In his writings from jail, Michael often described his violent sexual urges as a separate uncontrollable entity that would suddenly take him over without warning and propel him to do things he knew that were wrong. He wrote in a 1998 article titled "It's Time for Me to Die: An Inside Look at Death Row," that his urges were like "living with an obnoxious roommate" that he could not escape because it was always present.
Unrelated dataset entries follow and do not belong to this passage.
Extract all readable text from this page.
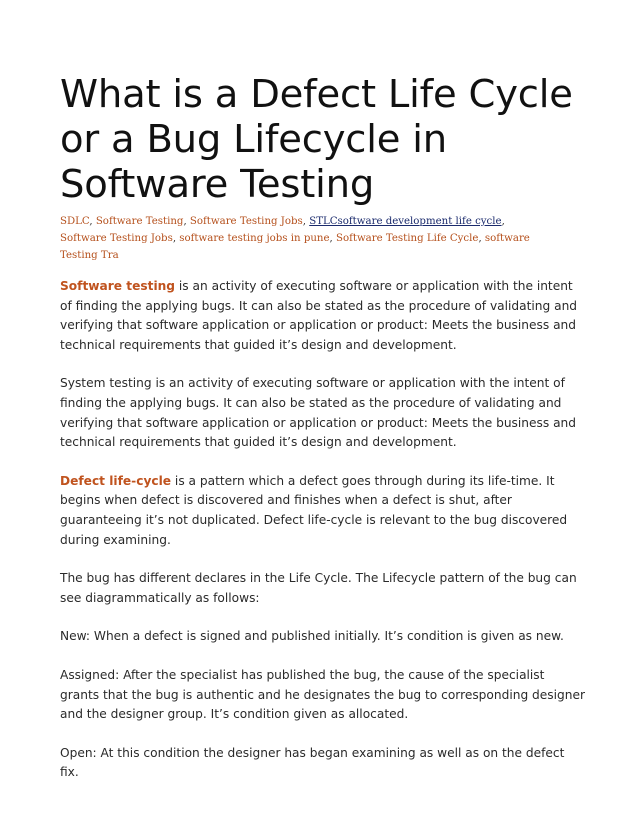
What is a Defect Life Cycle or a Bug Lifecycle in Software Testing
SDLC, Software Testing, Software Testing Jobs, STLCsoftware development life cycle, Software Testing Jobs, software testing jobs in pune, Software Testing Life Cycle, software Testing Tra

Software testing is an activity of executing software or application with the intent of finding the applying bugs. It can also be stated as the procedure of validating and verifying that software application or application or product: Meets the business and technical requirements that guided it’s design and development.

System testing is an activity of executing software or application with the intent of finding the applying bugs. It can also be stated as the procedure of validating and verifying that software application or application or product: Meets the business and technical requirements that guided it’s design and development.

Defect life-cycle is a pattern which a defect goes through during its life-time. It begins when defect is discovered and finishes when a defect is shut, after guaranteeing it’s not duplicated. Defect life-cycle is relevant to the bug discovered during examining.

The bug has different declares in the Life Cycle. The Lifecycle pattern of the bug can see diagrammatically as follows:

New: When a defect is signed and published initially. It’s condition is given as new.

Assigned: After the specialist has published the bug, the cause of the specialist grants that the bug is authentic and he designates the bug to corresponding designer and the designer group. It’s condition given as allocated.

Open: At this condition the designer has began examining as well as on the defect fix.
He further stated that he would often get "orgasmic pleasure" from his fantasies and acting them out, yet he would also be "disgusted later by the exact same thoughts." After relieving himself from his fantasies he said he "felt such a sense of loathing and self hatred" that he often longed for death to liberate him from his mental torture.
A vast majority of the psychiatrists who treated Michael diagnosed him with the paraphiliac disorder known as "sexual sadism." In his book The Psychopathic Mind: Origins, Dynamics and Treatment, Dr. J. Reid Meloy described sexual sadism as "the conscious experience of pleasurable sexual arousal through the infliction of physical or emotional pain," which is characteristic in most sexual psychopaths. His psychiatrists made several attempts to reduce Michael's "repetitive thoughts, urges and fantasies of the degradation, rape and murder of women," which he claimed he couldn't get out of his head. Michael said that the female contraceptives Depo-Provera provided some relief of his symptoms in that they helped to reduce his testosterone levels to "below prepubescent levels," further leading to a significant reduction in his violent urges and fantasies.
However, the relief was temporary. Michael developed liver problems as a direct result of the hormones and had to discontinue using his medication. Soon afterwards, he complained that the violent sexual urges re-emerged. A little more than a year later, Michael was given an alternative form of female contraception, which allowed him to regain control over his sadistic impulses to attack women.
The medication purportedly allowed Michael the clarity to grasp the full extent of his horrific crimes. Even though he claimed that he could sparsely remember the details of the murders he did begin to realize some of the agony he caused the families of his victims. He claimed in his article that he was haunted by their pain but knew that there was nothing he could do to absolve what he did. Consequently, Michael decided to put himself and the families of his victims out of their prolonged state of misery by volunteering for execution. His controversial decision would be met with mixed reactions ranging from anger to relief and cause a temporary upheaval in the system that was unaccustomed to prisoners seeking a state assisted suicide.